Since March is Endometriosis Awareness Month I thought would shed light on a side effect that rarely crosses the mind of someone without endometriosis: depression.
Conspiracy theories aside, many biographers think that Marilyn Monroe’s life long battle with depression was caused by her endometriosis, and that her eventual suicide was an accident from her merely trying to escape the pain of the disease that night. People around me generally consider me a positive, upbeat person, but even I can’t escape this side effect of my illness. For me personally there are a few reasons why I occasionally struggle with depression from endometriosis.
1. You can’t escape it. You can leave a shitty job or a bad relationship when you’re unhappy, but there’s no escaping your own physical body. There’s no cure for endometriosis and very few effective treatments, you have good days, you have annoying days, but when it’s bad, it’s bad and there isn’t a pain killer strong enough or a heating pad hot enough to give you relief.
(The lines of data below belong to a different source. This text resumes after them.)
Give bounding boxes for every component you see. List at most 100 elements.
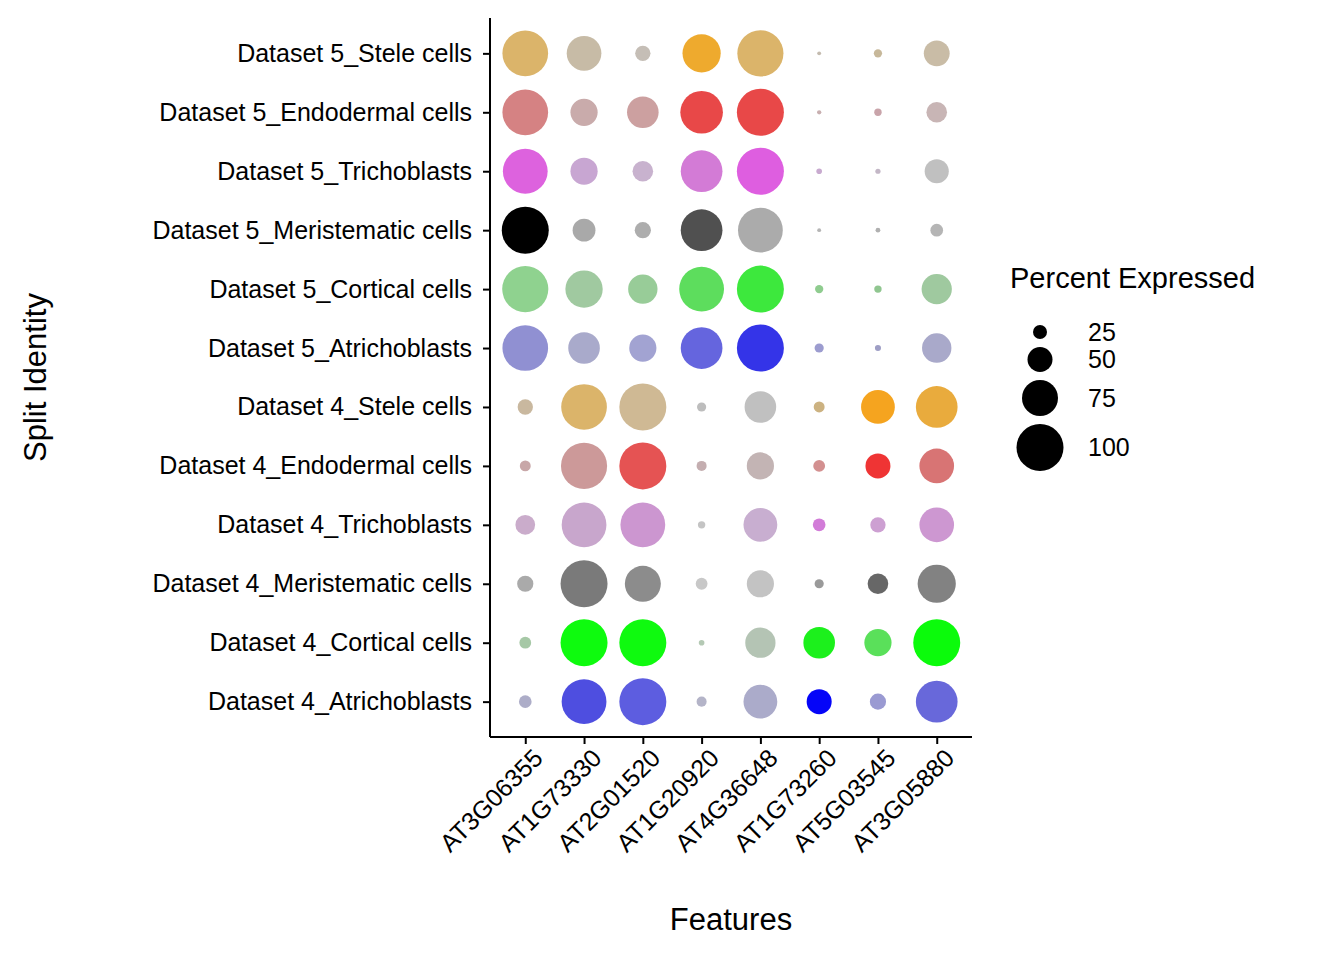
y-tick: Dataset 5_Atrichoblasts — [208, 334, 490, 362]
dot — [698, 521, 705, 528]
dot — [803, 627, 835, 659]
legend-dot — [1017, 424, 1064, 471]
y-tick-label: Dataset 5_Endodermal cells — [159, 98, 472, 126]
dot — [681, 327, 723, 369]
y-tick: Dataset 5_Cortical cells — [209, 275, 490, 303]
dot — [737, 266, 784, 313]
dot — [629, 334, 656, 361]
y-tick-label: Dataset 4_Cortical cells — [209, 628, 472, 656]
x-tick-mark — [584, 737, 586, 744]
dot — [918, 565, 956, 603]
dot — [561, 443, 607, 489]
y-tick: Dataset 5_Trichoblasts — [217, 157, 490, 185]
dot — [813, 518, 826, 531]
x-axis-line — [490, 736, 972, 738]
x-tick-mark — [819, 737, 821, 744]
dot — [745, 628, 775, 658]
dot — [619, 678, 666, 725]
x-tick: AT1G73260 — [728, 737, 842, 857]
dot — [502, 266, 548, 312]
chart: AT3G06355AT1G73330AT2G01520AT1G20920AT4G… — [0, 0, 1344, 960]
dot — [628, 274, 657, 303]
dot — [926, 102, 947, 123]
dot — [561, 384, 607, 430]
y-axis: Dataset 5_Stele cells Dataset 5_Endoderma… — [152, 18, 490, 737]
y-tick-mark — [483, 465, 490, 467]
legend-label: 100 — [1088, 433, 1130, 461]
dot — [681, 209, 723, 251]
x-tick-mark — [936, 737, 938, 744]
y-tick: Dataset 5_Stele cells — [237, 39, 490, 67]
y-tick-mark — [483, 53, 490, 55]
dot — [876, 228, 881, 233]
dot — [874, 49, 882, 57]
dot — [861, 390, 895, 424]
y-tick: Dataset 4_Endodermal cells — [159, 451, 490, 479]
x-tick: AT3G05880 — [845, 737, 959, 857]
y-tick-label: Dataset 5_Atrichoblasts — [208, 334, 472, 362]
y-tick-mark — [483, 289, 490, 291]
dot — [565, 270, 602, 307]
y-tick: Dataset 4_Stele cells — [237, 392, 490, 420]
legend-label: 75 — [1088, 384, 1116, 412]
y-tick-mark — [483, 642, 490, 644]
legend-dot — [1028, 347, 1053, 372]
dot — [561, 560, 608, 607]
dot — [561, 619, 608, 666]
dot — [737, 89, 784, 136]
y-tick-mark — [483, 112, 490, 114]
dot — [620, 502, 665, 547]
dot — [625, 566, 661, 602]
dot — [573, 219, 596, 242]
dot — [570, 158, 597, 185]
legend-label: 50 — [1088, 345, 1116, 373]
dot — [807, 689, 832, 714]
x-tick-mark — [525, 737, 527, 744]
y-tick-label: Dataset 5_Cortical cells — [209, 275, 472, 303]
dot — [562, 679, 607, 724]
y-tick-mark — [483, 524, 490, 526]
dot — [817, 228, 821, 232]
y-axis-line — [489, 18, 491, 737]
legend-dot — [1022, 380, 1058, 416]
dot — [697, 402, 706, 411]
dot — [870, 694, 886, 710]
dot — [635, 222, 651, 238]
y-tick: Dataset 5_Meristematic cells — [152, 216, 490, 244]
y-tick-label: Dataset 4_Endodermal cells — [159, 451, 472, 479]
x-tick-label: AT3G05880 — [845, 743, 959, 857]
dot — [813, 460, 825, 472]
dot — [925, 159, 949, 183]
dot — [627, 96, 659, 128]
y-tick-mark — [483, 230, 490, 232]
dot — [515, 515, 535, 535]
dot — [502, 31, 548, 77]
dot — [683, 34, 721, 72]
y-tick-label: Dataset 5_Meristematic cells — [152, 216, 472, 244]
dot — [743, 685, 777, 719]
dot — [519, 695, 532, 708]
dot — [868, 573, 889, 594]
dot — [696, 578, 708, 590]
y-tick: Dataset 4_Trichoblasts — [217, 510, 490, 538]
size-legend: Percent Expressed255075100 — [1010, 262, 1255, 471]
dot — [875, 169, 880, 174]
dot — [680, 91, 723, 134]
dot — [924, 40, 950, 66]
dot — [738, 208, 783, 253]
dot — [737, 30, 783, 76]
dot — [916, 386, 958, 428]
dot — [518, 399, 533, 414]
y-tick-label: Dataset 4_Trichoblasts — [217, 510, 472, 538]
x-tick-mark — [642, 737, 644, 744]
dots — [502, 30, 960, 725]
x-tick-mark — [877, 737, 879, 744]
y-axis-title: Split Identity — [18, 293, 53, 462]
x-axis-title: Features — [670, 902, 792, 937]
y-tick-mark — [483, 701, 490, 703]
dot — [699, 640, 705, 646]
y-tick-label: Dataset 4_Stele cells — [237, 392, 472, 420]
y-tick: Dataset 4_Cortical cells — [209, 628, 490, 656]
dot — [922, 333, 951, 362]
dot — [747, 452, 774, 479]
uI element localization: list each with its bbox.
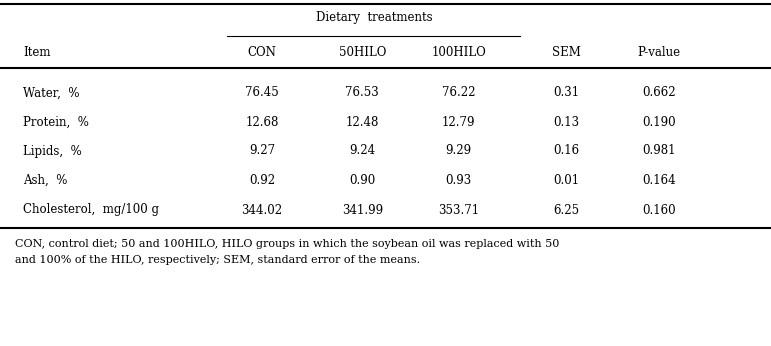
Text: 0.190: 0.190 (642, 116, 676, 128)
Text: Ash,  %: Ash, % (23, 173, 68, 186)
Text: 9.24: 9.24 (349, 145, 375, 157)
Text: Water,  %: Water, % (23, 86, 79, 100)
Text: Item: Item (23, 46, 51, 58)
Text: 9.29: 9.29 (446, 145, 472, 157)
Text: 0.31: 0.31 (554, 86, 580, 100)
Text: 353.71: 353.71 (438, 203, 480, 217)
Text: P-value: P-value (638, 46, 681, 58)
Text: Cholesterol,  mg/100 g: Cholesterol, mg/100 g (23, 203, 159, 217)
Text: 76.22: 76.22 (442, 86, 476, 100)
Text: 12.79: 12.79 (442, 116, 476, 128)
Text: 0.90: 0.90 (349, 173, 375, 186)
Text: 12.48: 12.48 (345, 116, 379, 128)
Text: 12.68: 12.68 (245, 116, 279, 128)
Text: 9.27: 9.27 (249, 145, 275, 157)
Text: 76.45: 76.45 (245, 86, 279, 100)
Text: Protein,  %: Protein, % (23, 116, 89, 128)
Text: Lipids,  %: Lipids, % (23, 145, 82, 157)
Text: 0.13: 0.13 (554, 116, 580, 128)
Text: 0.662: 0.662 (642, 86, 676, 100)
Text: 50HILO: 50HILO (338, 46, 386, 58)
Text: and 100% of the HILO, respectively; SEM, standard error of the means.: and 100% of the HILO, respectively; SEM,… (15, 255, 420, 265)
Text: 344.02: 344.02 (241, 203, 283, 217)
Text: 0.16: 0.16 (554, 145, 580, 157)
Text: 0.92: 0.92 (249, 173, 275, 186)
Text: 0.164: 0.164 (642, 173, 676, 186)
Text: 0.01: 0.01 (554, 173, 580, 186)
Text: 0.981: 0.981 (642, 145, 676, 157)
Text: 341.99: 341.99 (342, 203, 383, 217)
Text: 0.160: 0.160 (642, 203, 676, 217)
Text: CON, control diet; 50 and 100HILO, HILO groups in which the soybean oil was repl: CON, control diet; 50 and 100HILO, HILO … (15, 239, 560, 249)
Text: 76.53: 76.53 (345, 86, 379, 100)
Text: CON: CON (247, 46, 277, 58)
Text: SEM: SEM (552, 46, 581, 58)
Text: Dietary  treatments: Dietary treatments (315, 11, 433, 25)
Text: 6.25: 6.25 (554, 203, 580, 217)
Text: 0.93: 0.93 (446, 173, 472, 186)
Text: 100HILO: 100HILO (431, 46, 487, 58)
2. People don’t believe you. You don’t look sick on the outside (totally exhausted, yes, but “sick” no.) As someone who hates to dwell on my illness and downplays my symptoms anyways, people just don’t get it. My first experience with depression came after my original gynecologist flat out did not believe that there was anything wrong with me. (You can read about my struggle to find a diagnosis here) I felt crazy, and the depression from that lasted nearly a year. When I think that the average length of time for a proper diagnosis is 7 years, I wonder if I personally could have made it that long, and am in awe of the women who do.
3. It’s isolating. One in ten women have endometriosis, and although I am grateful for the support I receive from my fellow EndoSisters, it isn’t the same as your loved ones around you just “getting it”. You have thoughts like “Why me?” and “Did I somehow cause this?” but you don’t want to say them outloud and there have been times I’ve completely shut down to the people around me, which as you can guess is not good for relationships. There is a jealousy that happens when you see your loved ones living their unaltered lives, pushing themselves and eating junk with no immediate consequences. Not to mention all the social occasions you miss out on from not feeling well enough to go to.
4. You feel like you’ll never reach your full potential. I’ve accomplished a lot in my young life, more than some totally healthy people, which begs the question “What could I do if I were totally healthy?”. I have a body that occasionally likes to hold me back, and no matter how hard I push it, it will catch up and knock me down for a few rounds. You can’t rule the world plugged into a heating pad on the couch in the middle of your messy living room you’ve been too exhausted to clean. For the overachiever in me, this is the worst part.
This is a much more complicated disease to cover in one blog post, but with all things considered how do you keep yourself going? I have a few ways I personally try to deal with it.
1. I give my body it’s best chance for success, between my diet, the lifestyle changes I have made, and my work with a holistic practitioner, and I hope that my body returns the favor.
2. I treat myself. If I have to spend some downtime with a heating pad in my bed, you can bet it’s going to be the nicest damn heating pad, in Egyptian cotton sheets and the softest pillows money can buy. If I feel like crap I can at least feel that way in clothes and makeup that make me happy too! And if I want an occasional chocolate milkshake, I’m going to get one.
3. I do things that make me feel good. I get a massage every month and a reiki treatment when I feel especially drained. I take baths several times a week while I enjoy a glass of wine, and I turn the music up and sing along in the car to and from work because it makes me happy. I recently did a pin up shoot with photographer Laura Dark, just because it sounded fun. I have to say a few hours of ladies pampering you, doing your hair, makeup and dressing you up does wonders for your attitude. It also helps that when I feel like crap I can look at the pictures and think “Yeah but look how hot you are”. I highly recommend it. (If you’re ok with seeing a little skin my shoot it here!) As long as something makes you feel good at the time, don’t feel guilty for indulging a little.
4. I surround myself with people who love me. I don’t have time for negativity, if you’re not good for me you have no place in my life. The people around me motivate me to keep going. It makes a huge difference when I can go over to my sister’s house to watch Golden Girls with no expectations from her to be in a wonderful mood. Don’t even get me started on when my husband hands me a cup of bone broth, my heating pad and turns my favorite show on Neflix. That’s what real love looks like.
5. I allow myself to feel sad. I have a chronic illness, every day isn’t going to be sunshine and rainbows and I’m not going to be hard on myself for not being happy all of the time. If I need to take some time to sleep too much and feel sorry for myself, I will. Life is hard, it’s ok if it gets to you, just don’t unpack your bags and live in that feeling.
If you ever get to the point where you are considering doing something drastic, I urge you to get help. You have survived 100% of your worst days up to now, there is no reason to ruin that perfect track record.